CN102750379A

CN102750379A - Fast character string matching method based on filtering type

Info

Publication number: CN102750379A
Application number: CN2012102118297A
Authority: CN
Inventors: 李拥军; 邹少聪; 林浩; 黄格仕; 谢豪
Original assignee: South China University of Technology SCUT
Current assignee: South China University of Technology SCUT
Priority date: 2012-06-25
Filing date: 2012-06-25
Publication date: 2012-10-24
Anticipated expiration: 2032-06-25
Also published as: CN102750379B

Abstract

The invention discloses a fast character string matching method based on a filtering type. According to the method, a pattern string is preprocessed: the prefix P0 of the pattern string is cut into (k+s) pattern string blocks with the length being h, the length of each pattern string block is lengthened by (k+q-1), and the lengthened pattern string blocks are respectively recorded as Q1, Q2 to Q(k+s); and then, from the initial position of a text string, q characters of the text string are sequentially read every h length and are used as text string indexes, and the text string indexes are respectively marked as d1, d2 to dn/h; a matching number group B[d, j] is recreated: if one text string index di belongs to Qj, the matching number group B[di, j] is equal to 1; and the matching number of (k+s) continuous text string indexes and the pattern string blocks is calculated, and finally, the approximate matching is detected.
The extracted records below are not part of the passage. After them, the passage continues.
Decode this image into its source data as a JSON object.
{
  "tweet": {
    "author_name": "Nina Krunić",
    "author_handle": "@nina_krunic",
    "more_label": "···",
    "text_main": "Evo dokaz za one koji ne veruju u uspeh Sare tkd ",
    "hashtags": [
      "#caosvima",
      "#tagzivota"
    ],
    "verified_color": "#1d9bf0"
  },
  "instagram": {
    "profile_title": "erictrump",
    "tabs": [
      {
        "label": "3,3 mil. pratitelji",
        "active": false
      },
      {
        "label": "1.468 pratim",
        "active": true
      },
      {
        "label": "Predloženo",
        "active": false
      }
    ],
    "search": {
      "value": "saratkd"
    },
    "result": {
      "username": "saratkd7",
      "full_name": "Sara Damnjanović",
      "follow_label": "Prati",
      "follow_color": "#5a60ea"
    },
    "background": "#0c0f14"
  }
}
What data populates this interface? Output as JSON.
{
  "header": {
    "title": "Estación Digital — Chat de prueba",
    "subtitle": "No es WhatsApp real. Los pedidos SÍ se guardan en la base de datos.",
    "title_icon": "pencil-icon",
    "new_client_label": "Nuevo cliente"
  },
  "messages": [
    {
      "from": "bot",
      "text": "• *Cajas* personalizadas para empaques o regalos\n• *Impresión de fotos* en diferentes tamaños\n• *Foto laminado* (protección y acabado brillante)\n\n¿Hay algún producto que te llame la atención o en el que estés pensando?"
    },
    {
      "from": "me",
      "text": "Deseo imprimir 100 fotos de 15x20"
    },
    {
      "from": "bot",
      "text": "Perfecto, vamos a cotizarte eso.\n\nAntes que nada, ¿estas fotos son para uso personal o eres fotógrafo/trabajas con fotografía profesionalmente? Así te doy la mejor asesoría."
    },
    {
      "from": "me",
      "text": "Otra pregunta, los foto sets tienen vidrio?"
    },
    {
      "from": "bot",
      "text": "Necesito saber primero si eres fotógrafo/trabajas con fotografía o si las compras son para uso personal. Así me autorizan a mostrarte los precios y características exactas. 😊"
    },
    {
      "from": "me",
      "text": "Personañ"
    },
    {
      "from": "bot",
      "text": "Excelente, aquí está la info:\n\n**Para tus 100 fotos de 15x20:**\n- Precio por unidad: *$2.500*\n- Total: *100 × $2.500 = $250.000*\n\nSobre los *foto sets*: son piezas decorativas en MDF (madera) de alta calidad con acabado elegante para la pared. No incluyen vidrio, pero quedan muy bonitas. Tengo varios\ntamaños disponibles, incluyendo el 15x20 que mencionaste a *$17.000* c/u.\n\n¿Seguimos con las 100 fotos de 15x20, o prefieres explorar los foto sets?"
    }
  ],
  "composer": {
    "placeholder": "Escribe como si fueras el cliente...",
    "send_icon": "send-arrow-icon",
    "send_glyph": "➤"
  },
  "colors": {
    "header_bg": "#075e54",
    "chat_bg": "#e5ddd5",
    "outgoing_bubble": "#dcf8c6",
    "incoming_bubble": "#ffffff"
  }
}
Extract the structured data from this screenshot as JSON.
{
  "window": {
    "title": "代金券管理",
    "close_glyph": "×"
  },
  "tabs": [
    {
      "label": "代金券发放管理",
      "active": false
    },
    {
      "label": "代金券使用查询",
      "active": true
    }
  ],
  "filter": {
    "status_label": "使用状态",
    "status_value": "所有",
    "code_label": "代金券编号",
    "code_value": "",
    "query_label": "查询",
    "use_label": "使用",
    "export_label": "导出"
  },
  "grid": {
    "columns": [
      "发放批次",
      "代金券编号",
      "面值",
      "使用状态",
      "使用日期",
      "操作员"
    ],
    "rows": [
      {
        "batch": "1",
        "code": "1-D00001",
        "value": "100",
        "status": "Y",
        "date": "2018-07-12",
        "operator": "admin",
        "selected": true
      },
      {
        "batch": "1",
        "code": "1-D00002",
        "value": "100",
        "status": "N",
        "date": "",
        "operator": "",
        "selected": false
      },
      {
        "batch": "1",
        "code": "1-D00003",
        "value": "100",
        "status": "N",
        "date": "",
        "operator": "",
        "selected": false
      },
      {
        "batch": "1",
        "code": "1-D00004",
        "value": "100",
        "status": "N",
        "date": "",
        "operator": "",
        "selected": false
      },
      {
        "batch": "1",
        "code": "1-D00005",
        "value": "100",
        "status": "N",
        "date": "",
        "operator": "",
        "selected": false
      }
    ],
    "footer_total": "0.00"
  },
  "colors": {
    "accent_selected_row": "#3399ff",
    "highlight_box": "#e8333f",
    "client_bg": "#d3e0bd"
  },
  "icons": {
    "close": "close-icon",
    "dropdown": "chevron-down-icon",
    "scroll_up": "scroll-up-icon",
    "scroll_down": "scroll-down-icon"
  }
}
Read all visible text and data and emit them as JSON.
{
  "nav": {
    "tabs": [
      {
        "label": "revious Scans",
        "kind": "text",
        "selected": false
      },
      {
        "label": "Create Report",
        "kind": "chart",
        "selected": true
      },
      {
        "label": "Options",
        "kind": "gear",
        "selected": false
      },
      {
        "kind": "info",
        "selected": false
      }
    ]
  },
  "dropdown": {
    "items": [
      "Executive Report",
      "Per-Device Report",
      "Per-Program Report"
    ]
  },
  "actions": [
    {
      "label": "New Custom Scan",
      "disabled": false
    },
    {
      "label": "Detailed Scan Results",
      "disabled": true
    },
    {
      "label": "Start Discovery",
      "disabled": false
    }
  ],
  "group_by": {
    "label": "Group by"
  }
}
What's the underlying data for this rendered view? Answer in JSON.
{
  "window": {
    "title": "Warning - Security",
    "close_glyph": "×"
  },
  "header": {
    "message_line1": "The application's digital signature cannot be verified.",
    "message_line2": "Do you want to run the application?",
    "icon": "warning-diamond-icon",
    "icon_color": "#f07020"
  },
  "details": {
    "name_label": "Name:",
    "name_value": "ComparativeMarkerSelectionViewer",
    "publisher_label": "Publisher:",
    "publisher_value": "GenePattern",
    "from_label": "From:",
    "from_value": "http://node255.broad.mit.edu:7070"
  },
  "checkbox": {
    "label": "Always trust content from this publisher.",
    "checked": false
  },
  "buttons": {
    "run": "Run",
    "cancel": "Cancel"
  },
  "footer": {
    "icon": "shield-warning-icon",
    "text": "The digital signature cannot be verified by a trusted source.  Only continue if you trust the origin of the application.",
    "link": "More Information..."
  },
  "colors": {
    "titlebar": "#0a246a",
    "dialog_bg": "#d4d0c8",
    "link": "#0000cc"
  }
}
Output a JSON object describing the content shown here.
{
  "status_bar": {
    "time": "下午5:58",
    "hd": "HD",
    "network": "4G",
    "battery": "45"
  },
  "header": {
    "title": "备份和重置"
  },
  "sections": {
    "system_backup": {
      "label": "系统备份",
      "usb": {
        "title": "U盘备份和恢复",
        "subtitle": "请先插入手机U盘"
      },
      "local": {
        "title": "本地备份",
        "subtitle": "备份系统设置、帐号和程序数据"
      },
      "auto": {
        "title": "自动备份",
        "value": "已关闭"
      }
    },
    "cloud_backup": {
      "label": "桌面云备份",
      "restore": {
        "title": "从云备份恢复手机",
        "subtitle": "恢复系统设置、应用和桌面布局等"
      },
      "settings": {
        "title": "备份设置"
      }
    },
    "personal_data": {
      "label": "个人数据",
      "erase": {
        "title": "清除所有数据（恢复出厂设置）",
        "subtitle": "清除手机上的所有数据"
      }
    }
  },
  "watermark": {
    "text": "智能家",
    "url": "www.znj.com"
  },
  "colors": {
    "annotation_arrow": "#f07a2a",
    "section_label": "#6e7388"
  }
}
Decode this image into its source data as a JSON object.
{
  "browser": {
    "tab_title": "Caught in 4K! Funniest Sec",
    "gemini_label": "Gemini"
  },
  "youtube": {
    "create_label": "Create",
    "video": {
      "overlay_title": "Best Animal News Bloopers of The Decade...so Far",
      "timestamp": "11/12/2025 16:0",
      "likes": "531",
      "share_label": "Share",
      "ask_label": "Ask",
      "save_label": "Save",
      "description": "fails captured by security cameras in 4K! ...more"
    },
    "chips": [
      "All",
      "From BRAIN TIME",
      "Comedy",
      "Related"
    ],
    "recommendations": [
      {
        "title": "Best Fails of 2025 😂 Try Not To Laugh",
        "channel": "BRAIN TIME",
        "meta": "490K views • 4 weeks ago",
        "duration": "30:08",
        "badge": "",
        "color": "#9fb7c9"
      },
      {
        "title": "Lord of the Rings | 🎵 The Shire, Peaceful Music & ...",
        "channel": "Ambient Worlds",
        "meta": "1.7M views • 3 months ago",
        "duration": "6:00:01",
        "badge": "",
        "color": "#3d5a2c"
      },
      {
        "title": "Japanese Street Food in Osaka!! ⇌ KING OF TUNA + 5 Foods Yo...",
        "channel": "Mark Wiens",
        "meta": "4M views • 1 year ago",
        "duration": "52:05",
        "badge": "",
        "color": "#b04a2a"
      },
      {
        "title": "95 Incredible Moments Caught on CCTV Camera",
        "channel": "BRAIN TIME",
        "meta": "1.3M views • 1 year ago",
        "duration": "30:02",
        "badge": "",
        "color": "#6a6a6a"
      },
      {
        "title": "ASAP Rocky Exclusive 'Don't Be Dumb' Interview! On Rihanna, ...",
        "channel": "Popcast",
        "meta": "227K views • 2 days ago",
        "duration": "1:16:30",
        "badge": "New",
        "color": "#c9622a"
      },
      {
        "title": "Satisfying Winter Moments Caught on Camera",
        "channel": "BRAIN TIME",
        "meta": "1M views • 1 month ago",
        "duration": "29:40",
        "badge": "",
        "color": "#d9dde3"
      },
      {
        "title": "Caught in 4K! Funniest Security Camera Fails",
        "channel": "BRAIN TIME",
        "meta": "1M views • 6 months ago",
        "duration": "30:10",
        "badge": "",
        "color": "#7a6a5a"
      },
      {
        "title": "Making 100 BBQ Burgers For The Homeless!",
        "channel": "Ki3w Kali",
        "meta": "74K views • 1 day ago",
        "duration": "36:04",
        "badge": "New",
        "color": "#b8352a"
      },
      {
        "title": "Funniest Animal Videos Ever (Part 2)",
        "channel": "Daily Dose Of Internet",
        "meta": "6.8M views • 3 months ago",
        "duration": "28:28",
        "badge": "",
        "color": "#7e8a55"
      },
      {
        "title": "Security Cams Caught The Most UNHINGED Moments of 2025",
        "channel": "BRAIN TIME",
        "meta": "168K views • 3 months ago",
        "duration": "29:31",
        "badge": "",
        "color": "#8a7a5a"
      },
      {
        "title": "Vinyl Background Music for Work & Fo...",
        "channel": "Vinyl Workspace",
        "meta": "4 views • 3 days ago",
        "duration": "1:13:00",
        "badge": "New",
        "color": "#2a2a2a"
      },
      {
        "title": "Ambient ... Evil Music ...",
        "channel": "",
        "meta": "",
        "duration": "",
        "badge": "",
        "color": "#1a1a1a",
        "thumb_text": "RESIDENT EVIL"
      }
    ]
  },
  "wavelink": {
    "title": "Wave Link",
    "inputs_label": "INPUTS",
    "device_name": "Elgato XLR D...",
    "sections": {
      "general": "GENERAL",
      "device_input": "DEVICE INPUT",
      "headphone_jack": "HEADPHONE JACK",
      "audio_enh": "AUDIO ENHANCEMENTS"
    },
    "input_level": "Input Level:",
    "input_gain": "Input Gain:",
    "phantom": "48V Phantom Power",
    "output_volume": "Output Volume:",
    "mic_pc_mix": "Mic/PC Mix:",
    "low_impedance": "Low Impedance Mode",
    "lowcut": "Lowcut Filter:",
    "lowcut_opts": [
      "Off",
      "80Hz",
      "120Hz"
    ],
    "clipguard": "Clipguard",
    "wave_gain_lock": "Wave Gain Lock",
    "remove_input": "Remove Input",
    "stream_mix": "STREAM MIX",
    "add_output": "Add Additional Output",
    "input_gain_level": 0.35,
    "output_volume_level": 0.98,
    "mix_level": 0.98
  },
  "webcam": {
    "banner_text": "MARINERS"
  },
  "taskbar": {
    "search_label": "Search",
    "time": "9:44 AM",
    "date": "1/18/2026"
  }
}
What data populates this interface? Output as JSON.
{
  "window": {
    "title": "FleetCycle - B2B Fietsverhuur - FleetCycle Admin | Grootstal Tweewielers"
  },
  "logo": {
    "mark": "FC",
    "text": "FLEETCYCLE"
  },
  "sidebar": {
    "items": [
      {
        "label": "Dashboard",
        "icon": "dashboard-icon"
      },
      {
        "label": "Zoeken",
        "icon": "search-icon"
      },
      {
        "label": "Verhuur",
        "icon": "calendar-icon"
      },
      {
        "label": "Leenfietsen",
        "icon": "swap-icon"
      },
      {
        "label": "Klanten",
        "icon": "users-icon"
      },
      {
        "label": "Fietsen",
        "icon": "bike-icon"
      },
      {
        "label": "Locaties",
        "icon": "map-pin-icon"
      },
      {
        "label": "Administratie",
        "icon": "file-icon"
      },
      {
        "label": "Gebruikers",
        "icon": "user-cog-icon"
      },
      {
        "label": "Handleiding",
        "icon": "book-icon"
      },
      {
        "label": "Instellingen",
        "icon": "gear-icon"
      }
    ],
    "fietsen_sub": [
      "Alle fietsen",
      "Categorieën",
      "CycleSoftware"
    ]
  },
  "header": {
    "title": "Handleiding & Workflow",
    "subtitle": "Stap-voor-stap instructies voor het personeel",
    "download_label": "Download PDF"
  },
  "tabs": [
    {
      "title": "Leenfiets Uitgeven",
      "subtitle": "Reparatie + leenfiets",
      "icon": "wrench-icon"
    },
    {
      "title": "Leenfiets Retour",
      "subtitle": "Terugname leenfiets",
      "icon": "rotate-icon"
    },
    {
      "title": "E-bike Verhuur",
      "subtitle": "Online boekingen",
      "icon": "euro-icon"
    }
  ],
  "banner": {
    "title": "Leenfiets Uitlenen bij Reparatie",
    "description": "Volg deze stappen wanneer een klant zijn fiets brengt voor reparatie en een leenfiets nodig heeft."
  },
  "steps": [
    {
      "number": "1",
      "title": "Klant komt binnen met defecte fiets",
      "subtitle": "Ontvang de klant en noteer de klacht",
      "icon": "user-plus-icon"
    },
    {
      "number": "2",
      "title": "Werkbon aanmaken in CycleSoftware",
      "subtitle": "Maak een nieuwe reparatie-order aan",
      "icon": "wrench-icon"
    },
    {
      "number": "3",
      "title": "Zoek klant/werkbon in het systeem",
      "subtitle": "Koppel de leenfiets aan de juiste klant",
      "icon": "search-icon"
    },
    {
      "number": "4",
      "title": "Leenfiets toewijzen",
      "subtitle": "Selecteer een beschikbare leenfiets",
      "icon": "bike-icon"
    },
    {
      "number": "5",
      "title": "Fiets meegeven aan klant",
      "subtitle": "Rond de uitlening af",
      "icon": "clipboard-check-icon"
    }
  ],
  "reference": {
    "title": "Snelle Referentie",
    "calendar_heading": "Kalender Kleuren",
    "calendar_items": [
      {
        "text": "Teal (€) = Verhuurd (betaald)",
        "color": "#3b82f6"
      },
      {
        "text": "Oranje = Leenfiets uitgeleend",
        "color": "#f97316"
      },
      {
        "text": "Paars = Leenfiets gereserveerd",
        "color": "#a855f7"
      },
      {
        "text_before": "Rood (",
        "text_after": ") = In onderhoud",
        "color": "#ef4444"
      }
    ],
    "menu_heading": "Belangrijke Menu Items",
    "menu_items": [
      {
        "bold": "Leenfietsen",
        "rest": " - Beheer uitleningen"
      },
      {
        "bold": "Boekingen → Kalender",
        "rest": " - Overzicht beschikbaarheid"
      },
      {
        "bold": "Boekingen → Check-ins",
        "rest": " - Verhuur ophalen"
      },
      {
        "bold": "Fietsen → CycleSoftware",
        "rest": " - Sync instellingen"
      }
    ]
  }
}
The method has the advantages that a dynamic programming algorithm and a filter algorithm are combined, in addition, new filter strategies are added, the average time of the approximate matching is shortened, and the matching performance is greatly improved.

Description

A kind of character string fast matching method based on filter-type

Technical field

The present invention relates to the string matching technical field, particularly relate to a kind of character string fast matching method, belong to information retrieval field and calculation biology field based on filter-type.

Background technology

The string matching problem can be defined as and from given symbol sebolic addressing, find out a pattern with certain attribute, and simple example is from given character string, to find out a given character string." approximate match " generally is meant and between permission pattern and text-string, has some subtle difference." coupling " generally is meant " approximate match ".String matching is the most ancient in the computer science, research one of problem the most widely, and the application of string matching also is seen everywhere.In recent years, academia grows with each passing day to the research interest of string matching, particularly in development swift and violent information retrieval field and calculation biology field.Simultaneously, the application of approximate match also more and more widely.For example, in the information retrieval to the correction of misspelling, the sequence alignment in calculation biology, in signal Processing to the correction of error of transmission, or the like.Why above-mentioned phenomenon is arranged, not only because in these two research fields, need the text scale of processing increasing, and because the search that need in text, become increasingly complex.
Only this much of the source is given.